Le province meno colpite
Se le grandi città dominano la classifica degli illeciti, dall’altra parte della graduatoria troviamo realtà completamente diverse. Province come Oristano, Potenza, Benevento, Enna, Sondrio, Treviso e Pordenone registrano i tassi di criminalità più bassi del Paese. Si tratta in prevalenza di territori meno popolati, dove la dimensione più contenuta delle comunità e la minore densità abitativa contribuiscono a limitare i fenomeni criminali. La convivenza su larga scala, tipica delle metropoli, genera inevitabilmente maggiori conflitti e tensioni. Nelle piccole province, invece, la rete sociale più stretta e il maggiore controllo informale esercitato dalle comunità fungono da deterrente naturale contro molti tipi di reati. Non è un caso che proprio nelle aree rurali o nei piccoli centri manchino quei luoghi di aggregazione notturna che nelle città generano spesso problematiche legate alla sicurezza.
Il nodo delle denunce
I numeri sono il frutto delle denunce presentate alle Forze dell’Ordine, ma le indagini che misurano il tasso di vittimizzazione della popolazione sono poche e datate, rendendo difficile stabilire se gli italiani denuncino oggi più o meno di ieri.

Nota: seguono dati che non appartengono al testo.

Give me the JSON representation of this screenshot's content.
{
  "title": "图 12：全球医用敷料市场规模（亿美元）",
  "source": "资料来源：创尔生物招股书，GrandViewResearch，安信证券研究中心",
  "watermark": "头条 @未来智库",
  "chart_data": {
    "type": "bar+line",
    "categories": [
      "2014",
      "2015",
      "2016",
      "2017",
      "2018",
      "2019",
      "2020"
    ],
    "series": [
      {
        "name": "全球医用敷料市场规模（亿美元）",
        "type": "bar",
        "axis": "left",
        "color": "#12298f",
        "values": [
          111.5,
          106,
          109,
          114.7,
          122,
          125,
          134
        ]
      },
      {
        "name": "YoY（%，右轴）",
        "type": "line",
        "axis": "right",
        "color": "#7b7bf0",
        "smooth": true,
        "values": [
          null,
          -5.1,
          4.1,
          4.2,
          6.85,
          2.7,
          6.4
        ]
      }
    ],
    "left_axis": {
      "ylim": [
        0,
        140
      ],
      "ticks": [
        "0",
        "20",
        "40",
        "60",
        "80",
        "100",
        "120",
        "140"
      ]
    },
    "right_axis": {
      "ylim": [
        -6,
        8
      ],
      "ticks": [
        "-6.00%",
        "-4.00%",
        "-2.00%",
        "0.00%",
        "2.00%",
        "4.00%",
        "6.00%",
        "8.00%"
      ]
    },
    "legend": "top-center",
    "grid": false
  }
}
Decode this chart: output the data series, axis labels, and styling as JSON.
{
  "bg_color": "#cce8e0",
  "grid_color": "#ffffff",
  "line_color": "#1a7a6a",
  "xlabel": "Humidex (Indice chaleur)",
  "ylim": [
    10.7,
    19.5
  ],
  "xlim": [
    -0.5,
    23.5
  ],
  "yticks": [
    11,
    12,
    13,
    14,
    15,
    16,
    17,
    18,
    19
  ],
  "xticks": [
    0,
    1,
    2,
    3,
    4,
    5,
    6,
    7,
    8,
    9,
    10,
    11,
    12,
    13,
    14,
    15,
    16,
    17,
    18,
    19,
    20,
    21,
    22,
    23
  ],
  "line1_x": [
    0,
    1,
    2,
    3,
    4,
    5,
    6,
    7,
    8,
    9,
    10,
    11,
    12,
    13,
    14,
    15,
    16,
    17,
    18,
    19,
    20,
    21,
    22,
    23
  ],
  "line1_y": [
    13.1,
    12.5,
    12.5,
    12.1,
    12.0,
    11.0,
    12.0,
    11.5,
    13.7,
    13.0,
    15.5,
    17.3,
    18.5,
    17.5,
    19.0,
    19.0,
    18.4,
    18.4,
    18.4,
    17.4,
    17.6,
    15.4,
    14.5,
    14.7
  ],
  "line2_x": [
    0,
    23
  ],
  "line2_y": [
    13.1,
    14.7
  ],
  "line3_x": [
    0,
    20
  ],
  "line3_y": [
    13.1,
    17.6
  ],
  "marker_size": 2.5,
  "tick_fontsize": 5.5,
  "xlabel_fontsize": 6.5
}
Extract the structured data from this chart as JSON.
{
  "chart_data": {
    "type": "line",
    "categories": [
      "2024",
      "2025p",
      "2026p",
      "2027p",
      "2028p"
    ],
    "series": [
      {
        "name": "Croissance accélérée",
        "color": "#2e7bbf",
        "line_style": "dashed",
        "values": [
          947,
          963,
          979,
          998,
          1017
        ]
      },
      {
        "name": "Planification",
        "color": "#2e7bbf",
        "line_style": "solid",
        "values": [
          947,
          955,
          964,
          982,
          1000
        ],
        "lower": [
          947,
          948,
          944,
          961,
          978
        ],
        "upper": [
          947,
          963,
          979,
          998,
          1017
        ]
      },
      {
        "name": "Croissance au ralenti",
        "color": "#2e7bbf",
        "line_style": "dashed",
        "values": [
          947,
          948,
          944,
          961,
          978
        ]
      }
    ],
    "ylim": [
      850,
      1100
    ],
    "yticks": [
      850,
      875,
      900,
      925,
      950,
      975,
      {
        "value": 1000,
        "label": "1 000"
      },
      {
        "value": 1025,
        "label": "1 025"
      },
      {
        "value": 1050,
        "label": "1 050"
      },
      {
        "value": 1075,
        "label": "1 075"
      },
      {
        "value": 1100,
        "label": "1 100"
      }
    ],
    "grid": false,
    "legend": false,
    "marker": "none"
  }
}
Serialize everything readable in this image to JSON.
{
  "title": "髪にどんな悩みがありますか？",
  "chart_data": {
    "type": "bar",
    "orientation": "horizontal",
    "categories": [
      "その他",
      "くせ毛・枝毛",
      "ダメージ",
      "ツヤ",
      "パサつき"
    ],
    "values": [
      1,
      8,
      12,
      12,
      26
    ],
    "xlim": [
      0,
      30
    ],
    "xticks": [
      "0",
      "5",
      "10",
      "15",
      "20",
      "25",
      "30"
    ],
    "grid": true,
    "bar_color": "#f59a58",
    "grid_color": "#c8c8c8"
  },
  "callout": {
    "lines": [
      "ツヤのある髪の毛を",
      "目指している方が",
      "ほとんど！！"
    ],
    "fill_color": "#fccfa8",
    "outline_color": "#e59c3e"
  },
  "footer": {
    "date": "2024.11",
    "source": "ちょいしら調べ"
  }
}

Per alcuni fenomeni, come le violenze sessuali o il bullismo, è innegabile che la maggiore sensibilità sociale abbia portato più vittime a rivolgersi a Carbinieri e Polizia. Per la maggior parte degli altri reati, però, la propensione a denunciare sembra essere rimasta sostanzialmente stabile negli ultimi quindici anni. In ogni caso, saper leggere i dati è fondamentale per comprendere i problemi di sicurezza della cittadinanza ed interpretare i nuovi fenomeni sociali italiani, che – soprattutto – investono le grandi città.